Tuesday 18 May 2010

Mr Gillard Goes To Town


11 weeks to go

A few words from David Gillard (MBE) on the man and the myth that was Frank Capra:

The nice thing about catching up with classics is that the longer you leave them the greater the resonance. For instance, last weekend I saw for the first time the famous 1936 ‘feel-good’ movie ‘Mr Deeds Goes To Town’, in which Gary Cooper plays a hick, small-town poet (he writes homespun verses for greeting cards) who unexpectedly inherits a fortune and is condemned as mad by the Big City luminaries when he naively tries to do good ‘Deeds’ with the money. It’s a silly, sentimental wallow but done with enormous panache and cinematic flair. And the ‘resonances’ for me came because it was directed by Frank Capra, who won an Academy Award for for it. I’ve been rather involved with Capra of late, because he is, of course, one of the major characters in ‘Mack and Mabel’ - and splendidly played in our production by the enormously talented Stephen Hutt.

In ‘Mack and Mabel’ we first meet Capra as a 16-year-old ‘gofer’ on Mack’s Brooklyn set.
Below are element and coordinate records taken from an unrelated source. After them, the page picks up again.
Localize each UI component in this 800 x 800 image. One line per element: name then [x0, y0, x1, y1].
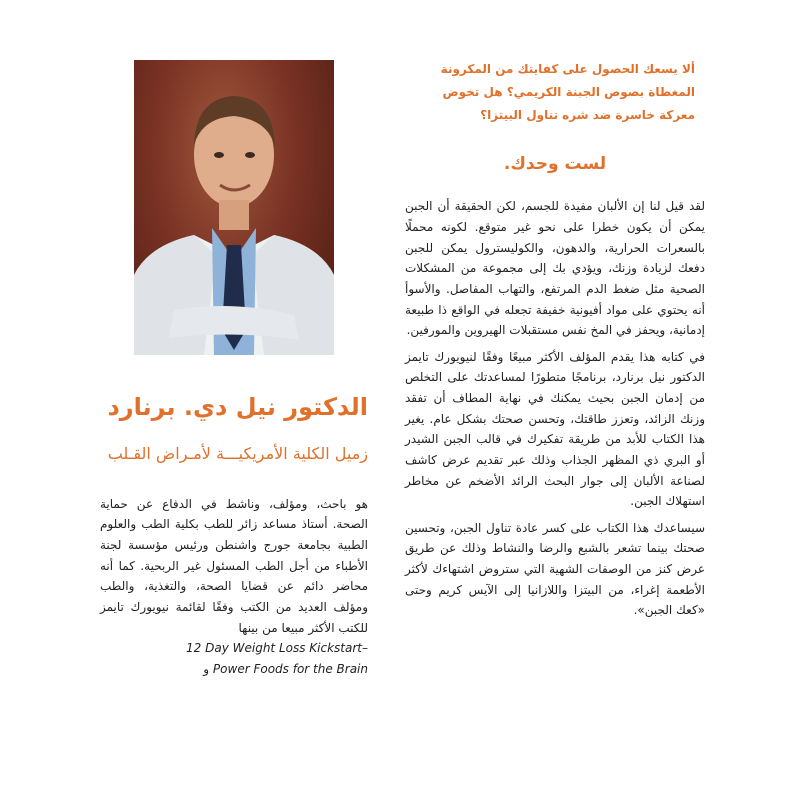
book-title-2: Power Foods for the Brain — [212, 662, 368, 677]
author-books — [100, 638, 368, 680]
section-heading: لست وحدك. — [503, 154, 607, 175]
paragraph: سيساعدك هذا الكتاب على كسر عادة تناول الجبن، وتحسين صحتك بينما تشعر بالشبع والرضا والنشاط وذلك عن طريق عرض كنز من الوصفات الشهية التي ستروض اشتهاءك لأكثر الأطعمة إغراء، من البيتزا واللازانيا إلى الآيس كريم وحتى «كعك الجبن». — [405, 520, 705, 618]
author-name: الدكتور نيل دي. برنارد — [107, 393, 368, 421]
author-bio-text: هو باحث، ومؤلف، وناشط في الدفاع عن حماية الصحة. أستاذ مساعد زائر للطب بكلية الطب والعلوم الطبية بجامعة جورج واشنطن ورئيس مؤسسة لجنة الأطباء من أجل الطب المسئول غير الربحية. كما أنه محاضر دائم عن قضايا الصحة، والتغذية، والطب ومؤلف العديد من الكتب وفقًا لقائمة نيويورك تايمز للكتب الأكثر مبيعا من بينها — [100, 496, 368, 635]
author-column — [100, 60, 368, 680]
intro-question: ألا يسعك الحصول على كفايتك من المكرونة المغطاة بصوص الجبنة الكريمي؟ هل تخوض معركة خاسرة ضد شره تناول البيتزا؟ — [440, 62, 695, 122]
body-text — [405, 196, 705, 621]
description-column — [405, 58, 705, 627]
author-credential: زميل الكلية الأمريكيـــة لأمـراض القـلب — [107, 443, 368, 463]
paragraph: في كتابه هذا يقدم المؤلف الأكثر مبيعًا وفقًا لنيويورك تايمز الدكتور نيل برنارد، برنامجًا متطورًا لمساعدتك على التخلص من إدمان الجبن بحيث يمكنك في نهاية المطاف أن تفقد وزنك الزائد، وتعزز طاقتك، وتحسن صحتك بشكل عام. يغير هذا الكتاب للأبد من طريقة تفكيرك في قالب الجبن الشيدر أو البري ذي المظهر الجذاب وذلك عبر تقديم عرض كاشف لصناعة الألبان إلى جوار البحث الرائد الأضخم عن مخاطر استهلاك الجبن. — [405, 349, 705, 509]
author-photo-illustration — [134, 60, 334, 355]
paragraph: لقد قيل لنا إن الألبان مفيدة للجسم، لكن الحقيقة أن الجبن يمكن أن يكون خطرا على نحو غير متوقع. لكونه محملًا بالسعرات الحرارية، والدهون، والكوليسترول يمكن للجبن دفعك لزيادة وزنك، ويؤدي بك إلى مجموعة من المشكلات الصحية مثل ضغط الدم المرتفع، والتهاب المفاصل. والأسوأ أنه يحتوي على مواد أفيونية خفيفة تجعله في الواقع ذا طبيعة إدمانية، ويحفز في المخ نفس مستقبلات الهيروين والمورفين. — [405, 199, 705, 338]
conjunction: و — [203, 662, 210, 677]
author-photo — [134, 60, 334, 355]
author-bio — [100, 494, 368, 638]
book-title-1: 12 Day Weight Loss Kickstart– — [186, 641, 368, 656]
Later, Sennett thrusts him into the spotlight by telling his potential financial backers, Kessel and Bauman, that Frank is ‘that jewel in the crown of American literary talent’ (he wasn’t, but they don’t know that). It’s implied that Sennett gives Frank his big breaks (which may or may not be true, though he certainly worked as a gag writer for Sennett in the 1920s). And by the end of the show Mack is lamenting his departure: ‘It really hurt when that sonofabitch Frank walked out. Suddenly he became “Frank Capra the big shot.” Quit me to write and direct comedies for Columbia Pictures.’ Big shot he certainly was, making his name with oddball romcoms like the Clark Gable/Claudette Colbert classic ‘It Happened One Night’ (1934) and winning a reputation as a humanitarian with a light touch through such wholesome movies as ‘Mr Deeds’, ‘You Can’t Take it With You’ (1938), ‘Mr. Smith Goes to Washington’ (1939) and, of course, the evergreen if schmaltzy Jimmy Stewart fable about a man prevented from committing suicide by an elderly angel, ‘It’s a Wonderful Life’ (1947) - ‘Every time you hear a bell ring, it means some angel just got his wings.’

So who was Frank Capra? He was born in Sicily in 1897 and came with his parents to America at the age of six. He began his career as a prop man in silent movies and he was to go on to win six Academy Awards (later successes included ‘Lost Horizon’ in 1937 and ‘Arsenic and Old Lace’ in 1944). He was widely perceived as an inspirational patriotic libertarian (he devoted much of the Second World War to making propaganda film). He was undoubtedly an anti-Communist Republican. Yet his reputation has not gone unblemished. As the excellent film critic David Thomson makes clear in his ‘A Biographical Dictionary of Film’, Capra’s biographer painted a warts-and-all portrait. Says Thomson: ‘Then there has been Joseph McBride’s careful and horrified biography. I say “horrified” because McBride was once a leading fan of the director. Yet in the research he did on Capra’s archive he found all kinds of flaws in the man: a hypocrite, a careerist and credit grabber, a rearranger of facts, a liar, a reactionary, a bogus liberal, an anti-Semite, a self-serving fabulist, and an informer. And a big admirer of Mussolini.’ Hmm.

Capra’s career declined in the 1950s and he made his last movie in 1961 - ‘A Pocketful of Miracles’ with Bette Davis and Glenn Ford, an overlong re-make of his own 1933 hit ‘Lady for a Day’. But Capra’s day had passed and it was savaged by the critics - ‘The effect is less one of whimsy than of being bludgeoned to death with a toffee apple’ and ‘The story has enough cracks in it for the syrup to leak through.’ It was his last cinematic gasp, though he lived for another 30 years and made a good living on the lecture tour, recalling those halcyon Hollywood days. He died peacefully in his sleep at his home in California at the age of 94. A wonderful life? You bet.